HARRISBURG (KDKA) - It was a unanimous vote for the Pennsylvania Board of Governors Wednesday. After hours of discussion, the board voted to integrate six institutions into two universities.

California University of Pennsylvania is one of the six state schools involved in this integration. Now that this vote is official, Cal U will merge with Edinboro and Clarion, ultimately making them one university. The other three schools are on the eastern side of the state and will also become their own university.

The Pennsylvania State System of Higher Education (PASSHE), which oversees these universities, said each school will keep its current name and identity while expanding academic opportunities for students. This essentially means, for example, a student at Cal U could take an online class offered at Clarion. While each campus will go by its original name, they will act as one.

The spokesperson with PASSHE says both universities will be accredited with a single president, single leadership team and a single faculty cohort and athletics will remain on each individual campus. Some students and faculty KDKA's Amy Wadas talked to at Cal U said they are still confused.

"The level of uncertainty with these incoming students, parents and everyone. No one knows what's going to happen in the future," said Cal U senior Brendan Pavlick.

"It uses the wrong model. Education is not a business," said Cal U Psychology Professor Holiday Adair.

"One of the takeaways is you can't make a decision like this and have no one get hurt," said Cal U Band Director and California Borough Mayor Frank Stetar.

Dr. Dale-Elizabeth Pehrsson, who is currently the President of Clarion and the Interim President of Edinboro, is now the Interim President of Cal U.

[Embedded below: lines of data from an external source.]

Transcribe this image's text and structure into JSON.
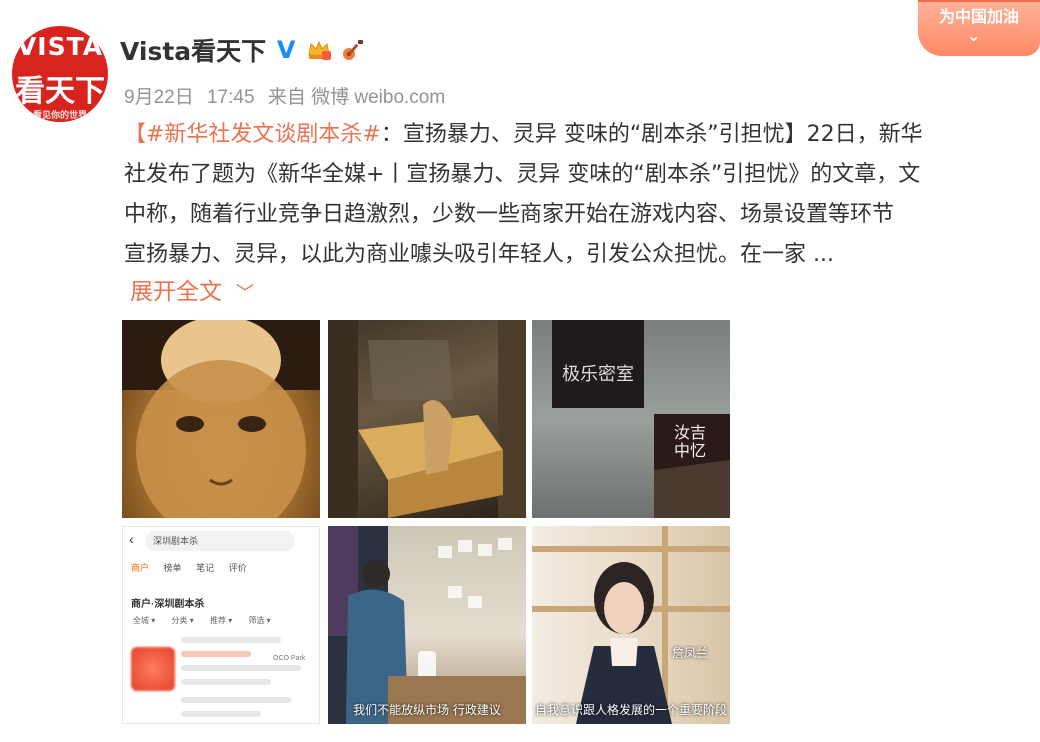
{
  "user": {
    "avatar_lines": [
      "VISTA",
      "看天下",
      "看见你的世界"
    ],
    "name": "Vista看天下"
  },
  "cheer_banner": {
    "label": "为中国加油"
  },
  "meta": {
    "date": "9月22日",
    "time": "17:45",
    "source": "来自 微博 weibo.com"
  },
  "post": {
    "line1_hashtag": "【#新华社发文谈剧本杀#",
    "line1_rest": "：宣扬暴力、灵异 变味的“剧本杀”引担忧】22日，新华",
    "line2": "社发布了题为《新华全媒+丨宣扬暴力、灵异 变味的“剧本杀”引担忧》的文章，文",
    "line3": "中称，随着行业竞争日趋激烈，少数一些商家开始在游戏内容、场景设置等环节",
    "line4": "宣扬暴力、灵异，以此为商业噱头吸引年轻人，引发公众担忧。在一家 ...",
    "expand_label": "展开全文"
  },
  "images": {
    "t3_box1": "极乐密室",
    "t3_box2": "汝吉中忆",
    "t4_search": "深圳剧本杀",
    "t4_tabs": [
      "商户",
      "榜单",
      "笔记",
      "评价"
    ],
    "t4_section": "商户·深圳剧本杀",
    "t4_filters": [
      "全城 ▾",
      "分类 ▾",
      "推荐 ▾",
      "筛选 ▾"
    ],
    "t4_place": "OCO Park",
    "t5_caption": "我们不能放纵市场 行政建议",
    "t6_name": "詹凤兰",
    "t6_caption": "自我意识跟人格发展的一个重要阶段"
  },
  "colors": {
    "accent": "#eb7350",
    "meta": "#939393",
    "verified": "#1a8cff"
  }
}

She said this merger is crucial because it's a way of building the future for students, and will help to expand academic opportunities for students. Concerns that have popped up with this merger are accreditation and athletics, but Dr. Pehrsson is clearing the air about that.

"We have three separate accreditations now and when we become an integrated university, we will have one accreditation but never have a gap in accreditation. They'll always be accredited programs," said Dr. Pehrsson. "We've been working with the NCAA for about a year as well. We will be pursuing a path of three separate athletic programs on each campus to make sure we serve our 1,200 student athletes at three different institutions."

Another concern is how the merger will affect faculty and staff.

Pehrsson said PASSHE will continue to provide incentives with retirements and doesn't anticipate a lot of layoffs.

This integration won't happen overnight. PASSHE said new organizational charts are expected to be released in the coming months as the transition process begins.

Dr. Pehrsson said this year will be an implementation year.

Next summer, the new university will be launched. She said the combined university will have a new name, while the old university names, like Cal U, will be kept as campus names. She said she has a good idea of what the new name will be but can't release it just yet.